I dunno, it's not that surprising shared ethnic roots would lead to relatively friendly treatment, particularly given that almost no one in the US knew how awful German concentration camps were. The first link also claims the Army had something of a plan to win the hearts and minds of the German people after the war, and intended the good treatment to have an effect once the prisoners were sent home: "It was pretty obvious we were going to win the war, and we wanted those Germans to go back and be beacons of democracy."

It also probably helped smooth things over that most folks living near the prison camps had no idea what was going on in German prison camps. Which is why this part was interesting:

The American attitude toward the prisoners changed, however, as the depths of depravity inside German concentration camps came to be revealed....Work details at Hearne became harder. Daily food rations were dropped from about 2,000 calories a day to about 1,200 calories, Lazarus said. German prisoners were forced to look at films Americans were making of POW camps in the fatherland.

Sounds about right. Anyway, one of my favorite customer stories came from an extremely pleasant and friendly WWII buff who'd buy books whenever he and his wife could find time to drive into town. He told us one day that his grandfather had been a reluctant pilot in the German air force who decided to defect. He and his crew flew to England and had a harrowing landing as they 1) tried to communicate why they were the only enemy plane in the area and 2) waited to be shot down. Grandpa was sent to a camp in the U.S. (North Carolina had a couple), where he made connections and ended up marrying a local girl and settling down after the war.

I have no idea how much of this story is true and how much embellished family legend, but I really like it.
posted by mediareport at 4:03 PM on February 25, 2012


You mention former Soviets who ended up in construction battalions. Down the street from where I grew up in Germany was a Lithuanian labor service battalion. Its members were formerly in those construction units. After the war, my dad told me, the American army learned that those who returned to Lithuania were being shot. So the army made a unit out of them, put them to work cleaning ammo and stuff like that.
They had a neat little fish pond that I lost a flipper in at about age 5 or so. I remember going in to get it back from their Colonel, who scrutinized me in what I remember as a very creepy way. I guess now that maybe not all of them were in construction units in the war.
posted by atchafalaya at 4:31 PM on February 25, 2012 [1 favorite]


What is particularly shameful is that the Nazis were often lent out as laborers to surrounding farms, where more than a few married into them and were immediately treated like family.

Cite?

I mean, the links say only 20% of the prisoners worked outside the camp, and that voluntarily. (Not that this was bad thing. Farms don't farm themselves, there was a war on.) No breakdown as to how many were Nazi and how many plain wehrmacht, much less how many Nazis (or even just plain wehrmacht) married and were immediately treated like family.
posted by IndigoJones at 4:54 PM on February 25, 2012 [1 favorite]


There was a German POW camp on Lake St Mary's near where I grew up in Ohio.

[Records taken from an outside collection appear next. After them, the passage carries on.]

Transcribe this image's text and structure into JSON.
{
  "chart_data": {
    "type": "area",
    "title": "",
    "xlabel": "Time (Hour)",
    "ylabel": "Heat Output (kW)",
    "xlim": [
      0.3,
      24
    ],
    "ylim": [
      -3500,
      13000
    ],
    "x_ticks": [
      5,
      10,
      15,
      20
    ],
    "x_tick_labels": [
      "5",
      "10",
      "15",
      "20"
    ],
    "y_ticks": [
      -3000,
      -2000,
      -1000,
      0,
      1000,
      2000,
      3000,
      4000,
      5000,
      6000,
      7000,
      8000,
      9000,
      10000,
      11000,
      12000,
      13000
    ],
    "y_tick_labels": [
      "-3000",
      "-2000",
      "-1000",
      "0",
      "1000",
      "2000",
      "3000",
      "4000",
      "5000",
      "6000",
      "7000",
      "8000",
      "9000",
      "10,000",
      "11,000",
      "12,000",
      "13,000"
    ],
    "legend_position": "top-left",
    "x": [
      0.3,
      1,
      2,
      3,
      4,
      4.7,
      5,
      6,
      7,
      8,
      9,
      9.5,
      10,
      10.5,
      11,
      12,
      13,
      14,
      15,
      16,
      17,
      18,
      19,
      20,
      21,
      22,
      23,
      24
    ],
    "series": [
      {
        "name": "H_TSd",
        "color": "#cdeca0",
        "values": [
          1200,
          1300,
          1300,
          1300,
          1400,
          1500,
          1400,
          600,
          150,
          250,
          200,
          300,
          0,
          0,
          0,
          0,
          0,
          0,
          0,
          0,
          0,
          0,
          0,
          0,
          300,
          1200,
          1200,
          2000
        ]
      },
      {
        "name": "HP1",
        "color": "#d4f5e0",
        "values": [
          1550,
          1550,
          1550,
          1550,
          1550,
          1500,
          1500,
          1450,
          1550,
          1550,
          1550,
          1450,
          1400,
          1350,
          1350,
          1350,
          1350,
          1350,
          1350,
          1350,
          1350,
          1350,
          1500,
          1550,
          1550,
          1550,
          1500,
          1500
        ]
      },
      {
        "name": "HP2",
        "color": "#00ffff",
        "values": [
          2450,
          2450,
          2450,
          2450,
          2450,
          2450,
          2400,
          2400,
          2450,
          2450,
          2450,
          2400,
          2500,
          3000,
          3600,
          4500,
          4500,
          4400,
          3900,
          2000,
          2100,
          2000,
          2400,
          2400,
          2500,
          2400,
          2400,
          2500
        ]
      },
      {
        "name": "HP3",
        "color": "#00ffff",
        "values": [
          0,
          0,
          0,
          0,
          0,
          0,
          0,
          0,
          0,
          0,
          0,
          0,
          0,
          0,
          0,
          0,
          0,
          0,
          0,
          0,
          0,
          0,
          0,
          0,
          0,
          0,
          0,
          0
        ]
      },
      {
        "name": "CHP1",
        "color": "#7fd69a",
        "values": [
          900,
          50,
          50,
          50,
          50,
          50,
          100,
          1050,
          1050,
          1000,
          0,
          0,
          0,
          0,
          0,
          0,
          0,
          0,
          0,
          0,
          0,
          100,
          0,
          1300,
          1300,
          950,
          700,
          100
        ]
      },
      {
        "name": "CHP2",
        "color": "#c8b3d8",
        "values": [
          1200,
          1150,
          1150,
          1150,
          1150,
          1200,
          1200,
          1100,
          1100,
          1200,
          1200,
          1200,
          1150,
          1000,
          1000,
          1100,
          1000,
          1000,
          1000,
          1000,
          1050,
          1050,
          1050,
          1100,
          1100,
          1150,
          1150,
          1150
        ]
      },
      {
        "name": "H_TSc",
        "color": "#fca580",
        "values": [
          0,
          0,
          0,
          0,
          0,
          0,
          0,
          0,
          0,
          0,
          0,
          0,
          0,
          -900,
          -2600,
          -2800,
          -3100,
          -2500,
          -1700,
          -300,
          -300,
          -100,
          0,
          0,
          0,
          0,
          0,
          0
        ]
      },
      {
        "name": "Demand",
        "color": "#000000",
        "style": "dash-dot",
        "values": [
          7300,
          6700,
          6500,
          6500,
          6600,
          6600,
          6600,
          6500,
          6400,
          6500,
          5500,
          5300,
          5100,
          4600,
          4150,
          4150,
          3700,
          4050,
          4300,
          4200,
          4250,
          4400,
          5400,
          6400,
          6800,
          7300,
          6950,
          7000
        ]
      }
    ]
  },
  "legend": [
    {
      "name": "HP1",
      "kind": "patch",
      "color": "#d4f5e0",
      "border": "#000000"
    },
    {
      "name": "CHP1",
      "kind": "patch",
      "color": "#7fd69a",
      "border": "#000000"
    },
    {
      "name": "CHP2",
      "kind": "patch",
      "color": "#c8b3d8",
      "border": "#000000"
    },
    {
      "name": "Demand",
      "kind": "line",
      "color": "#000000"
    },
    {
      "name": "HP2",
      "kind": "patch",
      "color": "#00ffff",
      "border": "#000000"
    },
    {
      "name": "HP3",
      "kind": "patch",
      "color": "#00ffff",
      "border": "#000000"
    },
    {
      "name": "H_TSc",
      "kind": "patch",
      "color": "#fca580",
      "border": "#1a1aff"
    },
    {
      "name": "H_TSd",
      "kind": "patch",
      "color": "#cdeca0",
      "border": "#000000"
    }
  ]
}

The area was almost exclusively settled by German immigrants in the late 19th century. Most of the people there "gave up" speaking German when WWI rolled around, but there were enough around during WWII to be able to work at the camp. I don't think it was such an uncommon thing for them to set these camps up in areas with a high population of German immigrants.

My uncle once told me that he knew someone that was an interrogator (or maybe an interpreter, I can't remember). He said the methods of interrogation methods were extremely different for officers and enlisted men. Apparently the officers were apt to reveal far more if treated with respect privilege and small kindnesses, while the enlisted men were treated more "roughly".